Whitaker had all hands on deck for the 50 Greatest Rooms feature. “This took a great amount of research,” he said. “We looked back through all the issues – it was team effort – to pick our 50 favourite rooms of all time. We started off with 200, then we got it down to 150, then we got it down to 100. Eventually, we got it down to 50.”

However, the 50 Things That Rocked Our World story is the one that caught Mediaweek’s attention. The use of the word “thing” was very carefully considered, and intentional, Whitaker said.

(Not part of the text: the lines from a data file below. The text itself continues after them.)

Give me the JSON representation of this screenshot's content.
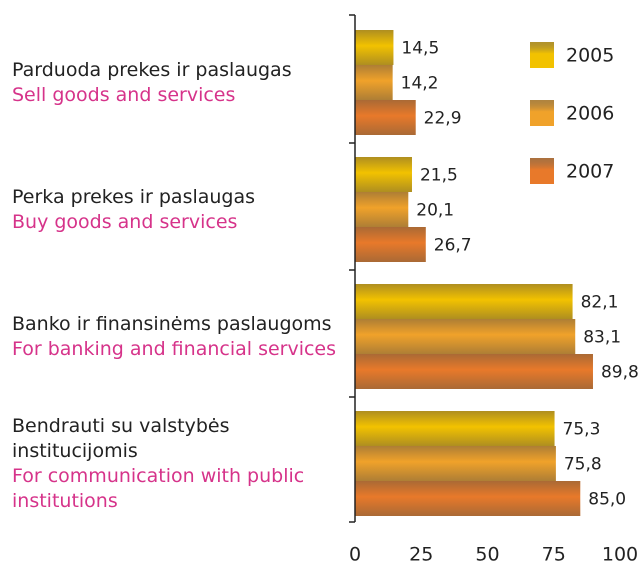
{
  "chart_data": {
    "type": "bar",
    "orientation": "horizontal",
    "categories": [
      "Parduoda prekes ir paslaugas",
      "Perka prekes ir paslaugas",
      "Banko ir finansinėms paslaugoms",
      "Bendrauti su valstybės institucijomis"
    ],
    "categories_en": [
      "Sell goods and services",
      "Buy goods and services",
      "For banking and financial services",
      "For communication with public institutions"
    ],
    "series": [
      {
        "name": "2005",
        "color": "#f2c200",
        "values": [
          14.5,
          21.5,
          82.1,
          75.3
        ],
        "value_labels": [
          "14,5",
          "21,5",
          "82,1",
          "75,3"
        ]
      },
      {
        "name": "2006",
        "color": "#f0a22a",
        "values": [
          14.2,
          20.1,
          83.1,
          75.8
        ],
        "value_labels": [
          "14,2",
          "20,1",
          "83,1",
          "75,8"
        ]
      },
      {
        "name": "2007",
        "color": "#e8792a",
        "values": [
          22.9,
          26.7,
          89.8,
          85.0
        ],
        "value_labels": [
          "22,9",
          "26,7",
          "89,8",
          "85,0"
        ]
      }
    ],
    "xlim": [
      0,
      100
    ],
    "xticks": [
      0,
      25,
      50,
      75,
      100
    ],
    "legend": "top-right"
  }
}
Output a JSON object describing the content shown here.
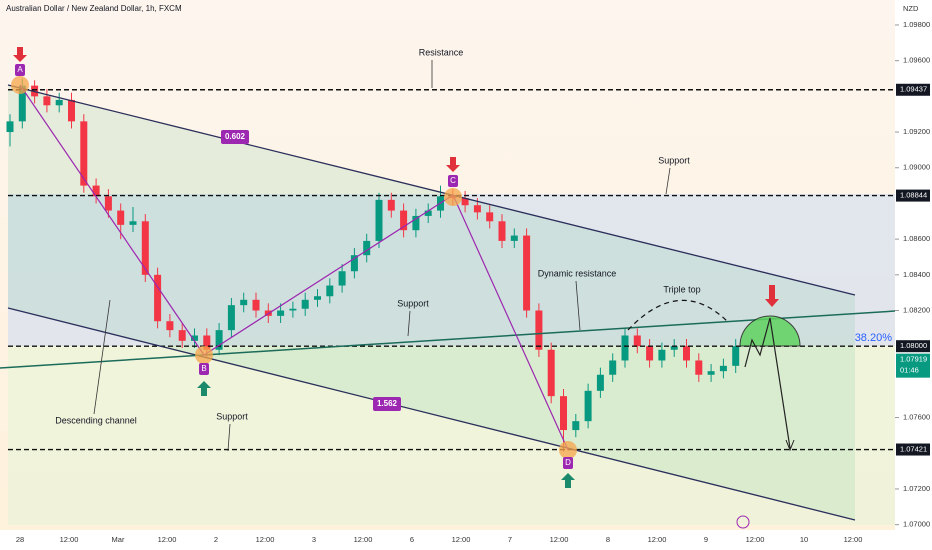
{
  "chart_data": {
    "type": "candlestick",
    "title": "Australian Dollar / New Zealand Dollar, 1h, FXCM",
    "currency": "NZD",
    "ylim": [
      1.0697,
      1.0994
    ],
    "yticks": [
      {
        "value": 1.098,
        "label": "1.09800"
      },
      {
        "value": 1.096,
        "label": "1.09600"
      },
      {
        "value": 1.092,
        "label": "1.09200"
      },
      {
        "value": 1.09,
        "label": "1.09000"
      },
      {
        "value": 1.086,
        "label": "1.08600"
      },
      {
        "value": 1.084,
        "label": "1.08400"
      },
      {
        "value": 1.082,
        "label": "1.08200"
      },
      {
        "value": 1.076,
        "label": "1.07600"
      },
      {
        "value": 1.072,
        "label": "1.07200"
      },
      {
        "value": 1.07,
        "label": "1.07000"
      }
    ],
    "x_labels": [
      "28",
      "12:00",
      "Mar",
      "12:00",
      "2",
      "12:00",
      "3",
      "12:00",
      "6",
      "12:00",
      "7",
      "12:00",
      "8",
      "12:00",
      "9",
      "12:00",
      "10",
      "12:00"
    ],
    "open": [
      1.092,
      1.0926,
      1.0946,
      1.094,
      1.0935,
      1.0938,
      1.0926,
      1.089,
      1.0884,
      1.0876,
      1.0868,
      1.087,
      1.084,
      1.0814,
      1.0809,
      1.0803,
      1.0806,
      1.0798,
      1.0809,
      1.0823,
      1.0826,
      1.082,
      1.0817,
      1.082,
      1.0821,
      1.0826,
      1.0828,
      1.0834,
      1.0842,
      1.0851,
      1.0859,
      1.0882,
      1.0876,
      1.0865,
      1.0873,
      1.0876,
      1.0884,
      1.0883,
      1.0879,
      1.0875,
      1.087,
      1.0859,
      1.0862,
      1.082,
      1.0798,
      1.0772,
      1.0753,
      1.0758,
      1.0775,
      1.0784,
      1.0792,
      1.0806,
      1.08,
      1.0792,
      1.0798,
      1.08,
      1.0792,
      1.0784,
      1.0786,
      1.0789
    ],
    "high": [
      1.093,
      1.095,
      1.0949,
      1.0944,
      1.0942,
      1.0942,
      1.093,
      1.0894,
      1.0888,
      1.088,
      1.0878,
      1.0874,
      1.0844,
      1.0818,
      1.0813,
      1.081,
      1.081,
      1.0813,
      1.0827,
      1.083,
      1.083,
      1.0824,
      1.0824,
      1.0825,
      1.083,
      1.0832,
      1.0838,
      1.0846,
      1.0855,
      1.0863,
      1.0886,
      1.0886,
      1.088,
      1.0877,
      1.088,
      1.089,
      1.0888,
      1.0887,
      1.0883,
      1.0879,
      1.0874,
      1.0866,
      1.0866,
      1.0824,
      1.0802,
      1.0776,
      1.0762,
      1.0779,
      1.0788,
      1.0796,
      1.081,
      1.081,
      1.0804,
      1.0802,
      1.0804,
      1.0804,
      1.0796,
      1.079,
      1.0793,
      1.0804
    ],
    "low": [
      1.0912,
      1.0922,
      1.0936,
      1.0931,
      1.0931,
      1.0922,
      1.0886,
      1.088,
      1.0872,
      1.086,
      1.0864,
      1.0836,
      1.081,
      1.0805,
      1.0799,
      1.0799,
      1.0794,
      1.0795,
      1.0805,
      1.0819,
      1.0816,
      1.0813,
      1.0813,
      1.0816,
      1.0817,
      1.0822,
      1.0824,
      1.083,
      1.0838,
      1.0847,
      1.0855,
      1.0872,
      1.0861,
      1.0861,
      1.0869,
      1.0872,
      1.0879,
      1.0875,
      1.0871,
      1.0866,
      1.0855,
      1.0855,
      1.0816,
      1.0794,
      1.0768,
      1.0741,
      1.0749,
      1.0754,
      1.0771,
      1.078,
      1.0788,
      1.0796,
      1.0788,
      1.0788,
      1.0794,
      1.0788,
      1.078,
      1.078,
      1.0782,
      1.0785
    ],
    "close": [
      1.0926,
      1.0946,
      1.094,
      1.0935,
      1.0938,
      1.0926,
      1.089,
      1.0884,
      1.0876,
      1.0868,
      1.087,
      1.084,
      1.0814,
      1.0809,
      1.0803,
      1.0806,
      1.0798,
      1.0809,
      1.0823,
      1.0826,
      1.082,
      1.0817,
      1.082,
      1.0821,
      1.0826,
      1.0828,
      1.0834,
      1.0842,
      1.0851,
      1.0859,
      1.0882,
      1.0876,
      1.0865,
      1.0873,
      1.0876,
      1.0884,
      1.0883,
      1.0879,
      1.0875,
      1.087,
      1.0859,
      1.0862,
      1.082,
      1.0798,
      1.0772,
      1.0753,
      1.0758,
      1.0775,
      1.0784,
      1.0792,
      1.0806,
      1.08,
      1.0792,
      1.0798,
      1.08,
      1.0792,
      1.0784,
      1.0786,
      1.0789,
      1.08
    ],
    "up_color": "#089981",
    "down_color": "#f23645",
    "levels": [
      1.09437,
      1.08844,
      {
        "value": 1.08,
        "label": "1.08000"
      },
      1.07421
    ],
    "last_price": 1.07919,
    "countdown": "01:46",
    "fib_label": "38.20%",
    "points": [
      "A",
      "B",
      "C",
      "D"
    ],
    "ratios": [
      0.602,
      1.562
    ],
    "annotations": [
      "Resistance",
      "Support",
      "Support",
      "Support",
      "Dynamic resistance",
      "Triple top",
      "Descending channel"
    ]
  }
}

“It is a bit of everything,” he said. “We gave this task to Jason Mowen, who is one of our regular contributors. What Jason doesn’t know about design and interior design isn’t worth knowing.

“We chose the word ‘things’ very deliberately. They are not all items. There are some furniture items, but there also works of art, movies, books and style movements.”

One of the style movements identified in the story is David Bowie’s persona Ziggy Stardust.

Whitaker explained: “Ziggy Stardust was a character that David Bowie created in the early 1970s. At the time, that character he created had a huge impact on fashion, which flowed through to homewares and interior design. It was a defining moment in design back in the 70s. But then it had another resurgence earlier last year when Bowie passed away.

“The 70s is the most influential decade of all. I always talk about the 70s as the decade that keeps on giving. It never really goes away.”

There is a 50th anniversary boxed edition available, which has a price tag of $12.99. This is $3 more than the regular edition.

The boxed edition will have a print of the front cover art, custom designed by Dinosaur Designs for Vogue Living, so that readers can frame it to put up in their homes.